Ирина вспомнила все те «дни уединения» за долгие годы брака. Как она научилась не беспокоить его, варить в эти дни борщ погуще («чтобы не бегать на кухню по пустякам»), как иногда обижалась на его молчаливость… И ни разу, ни единого раза она не догадалась спросить по-настоящему, что с ним происходит.
- Как она выглядела? Катя? — спросила Ирина, не зная, имеет ли право задавать этот вопрос. — На кого была похожа?
Улыбка тронула губы Виктора — грустная, но настоящая.
- На меня, представляешь? Такая же упрямая. И хмурилась точно так же, собирая брови домиком. А глаза были Наташины — огромные, вишнёвые. Она любила музыку. Если Наташа напевала, Катя замирала и слушала, не моргая.
Его голос звучал иначе — нежнее и живее. Будто он впервые позволил себе говорить о дочери вслух, не только в своих мыслях.
- Покажи мне её, — попросила Ирина, протягивая руку к фотографии. — Расскажи о ней всё.
Что-то переломилось между ними в тот момент.

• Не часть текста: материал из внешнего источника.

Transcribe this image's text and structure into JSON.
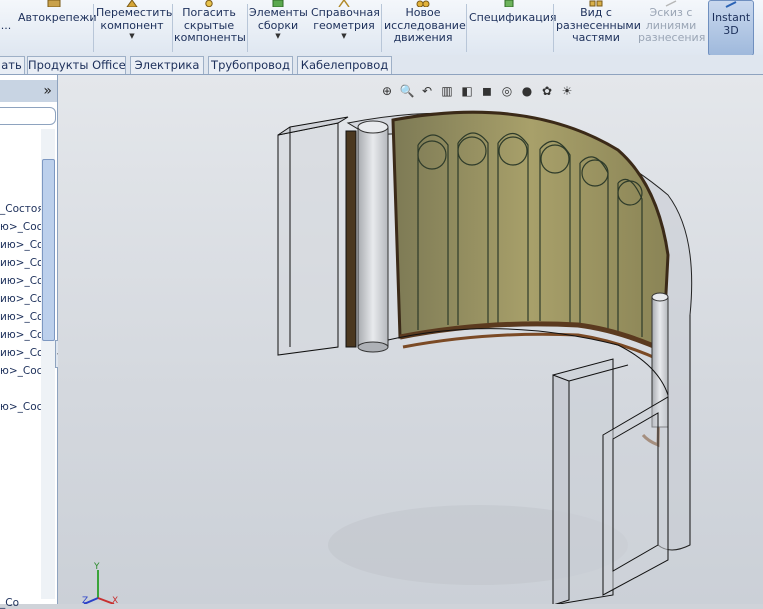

Они просидели до глубокой ночи на диване в кабинете — Виктор говорил, а Ирина слушала истории о маленькой девочке с больным сердцем и её матери, которые когда-то были его семьёй. О том, как он планировал научить Катю кататься на велосипеде. О том, как скреблись терпеливые кошки надежды, когда им казалось, что новое лекарство помогает. О чёрной пустоте, которая поглотила его после двух похорон.
- Я должна признаться, — сказала Ирина под утро, когда они, измождённые разговором, лежали, держась за руки. — Я чувствую вину.
- Вину? Почему?
- Потому что я получила целую жизнь с тобой. Потому что мы состарились вместе, а они — нет.

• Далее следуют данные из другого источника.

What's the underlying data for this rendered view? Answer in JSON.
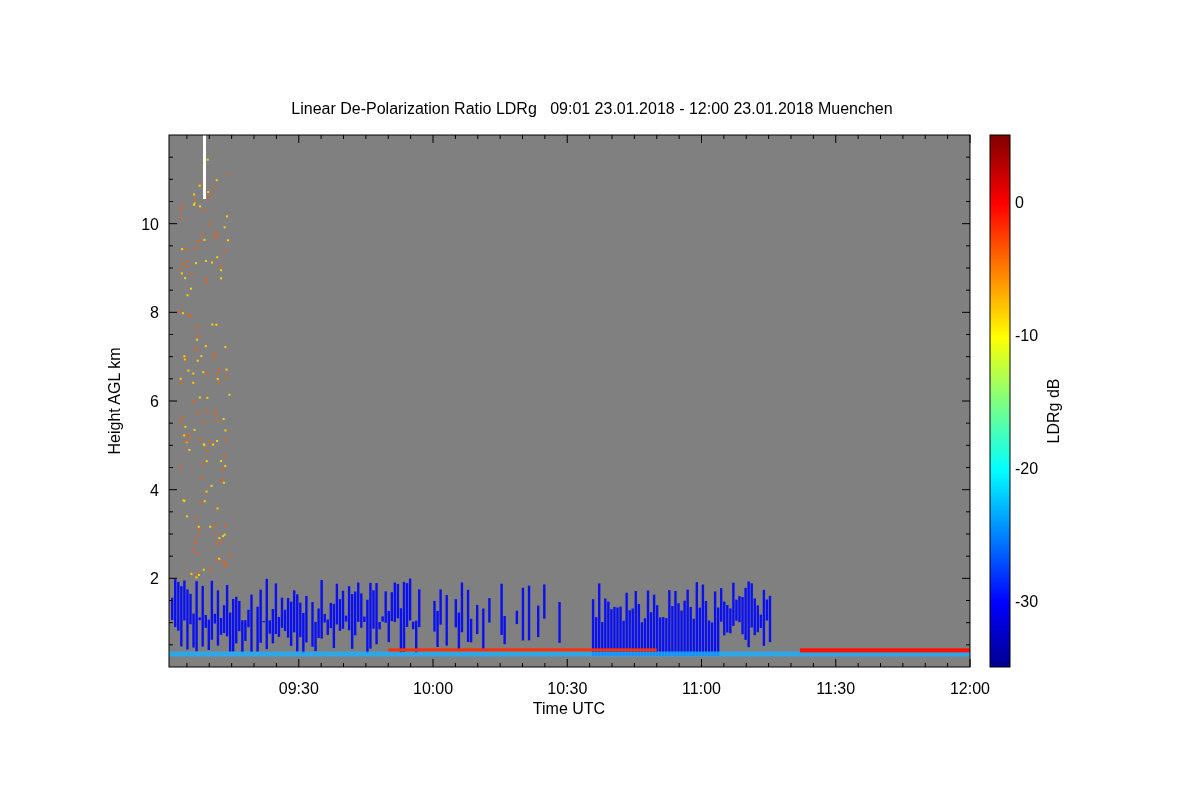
{
  "title": "Linear De-Polarization Ratio LDRg   09:01 23.01.2018 - 12:00 23.01.2018 Muenchen",
  "x_axis": {
    "label": "Time UTC",
    "ticks": [
      "09:30",
      "10:00",
      "10:30",
      "11:00",
      "11:30",
      "12:00"
    ]
  },
  "y_axis": {
    "label": "Height AGL km",
    "ticks": [
      "10",
      "8",
      "6",
      "4",
      "2"
    ]
  },
  "colorbar": {
    "label": "LDRg dB",
    "ticks": [
      "0",
      "-10",
      "-20",
      "-30"
    ]
  }
}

Виктор крепче сжал её руку.
- Ты ни в чём не виновата, Ирочка. Никто не виноват. Жизнь просто такая. Иногда жестокая, иногда милосердная. Ты была моим спасением. Ты вернула меня к жизни, хотя сама не знала об этом.
На рассвете, когда комнату залил бледно-розовый свет, Ирина предложила то, о чём думала всю ночь:
- Давай съездим к ним. На могилы. Я хочу познакомиться с ними.

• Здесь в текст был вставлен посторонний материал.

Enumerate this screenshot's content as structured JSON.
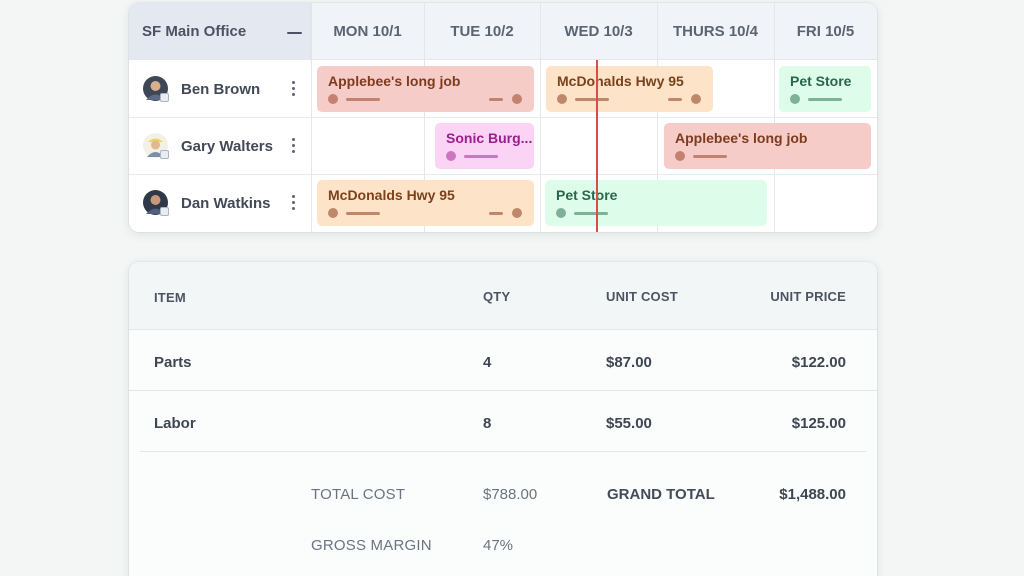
{
  "schedule": {
    "office": "SF Main Office",
    "days": [
      "MON 10/1",
      "TUE 10/2",
      "WED 10/3",
      "THURS 10/4",
      "FRI 10/5"
    ],
    "technicians": [
      {
        "name": "Ben Brown"
      },
      {
        "name": "Gary Walters"
      },
      {
        "name": "Dan Watkins"
      }
    ],
    "jobs": [
      {
        "title": "Applebee's long job",
        "color": "#f5ccc8"
      },
      {
        "title": "McDonalds Hwy 95",
        "color": "#fde3c8"
      },
      {
        "title": "Pet Store",
        "color": "#defcea"
      },
      {
        "title": "Sonic Burg...",
        "color": "#fbd3f4"
      },
      {
        "title": "Applebee's long job",
        "color": "#f5ccc8"
      },
      {
        "title": "McDonalds Hwy 95",
        "color": "#fde3c8"
      },
      {
        "title": "Pet Store",
        "color": "#defcea"
      }
    ],
    "now_indicator_color": "#e0494b"
  },
  "invoice": {
    "headers": {
      "item": "ITEM",
      "qty": "QTY",
      "unit_cost": "UNIT COST",
      "unit_price": "UNIT PRICE"
    },
    "rows": [
      {
        "item": "Parts",
        "qty": "4",
        "unit_cost": "$87.00",
        "unit_price": "$122.00"
      },
      {
        "item": "Labor",
        "qty": "8",
        "unit_cost": "$55.00",
        "unit_price": "$125.00"
      }
    ],
    "summary": {
      "total_cost_label": "TOTAL COST",
      "total_cost_value": "$788.00",
      "grand_total_label": "GRAND TOTAL",
      "grand_total_value": "$1,488.00",
      "gross_margin_label": "GROSS MARGIN",
      "gross_margin_value": "47%"
    }
  }
}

Виктор посмотрел на неё долгим взглядом.
- Ты уверена?
- Абсолютно, — кивнула она. — Они часть тебя. А значит, и часть меня тоже.
Через две недели они стояли у двух могил на старом кладбище. Ирина положила белые хризантемы на каждую и, к своему удивлению, не чувствовала ни ревности, ни отчуждения — только глубокую, светлую печаль и благодарность за то, что ей позволено разделить это с мужем.
Вечером того же дня Виктор достал из шкатулки серебряный кулон-сердечко и надел его на шею Ирине.
- Я хочу, чтобы он был у тебя. Это правильно.
Она молча кивнула, зная, какой это значимый жест доверия. Сорок лет спустя они заново узнавали друг друга, заполняя пробелы, которых раньше не замечали. И в этом узнавании было больше близости, чем во всём, что они пережили раньше.
- Я любил их, — сказал Виктор перед сном. — И я люблю тебя, Ира. Это разные истории одной жизни. Моей жизни.
- Я знаю, — ответила она, целуя его с нежностью, которой раньше стеснялась. — И я наконец-то узнала тебя полностью.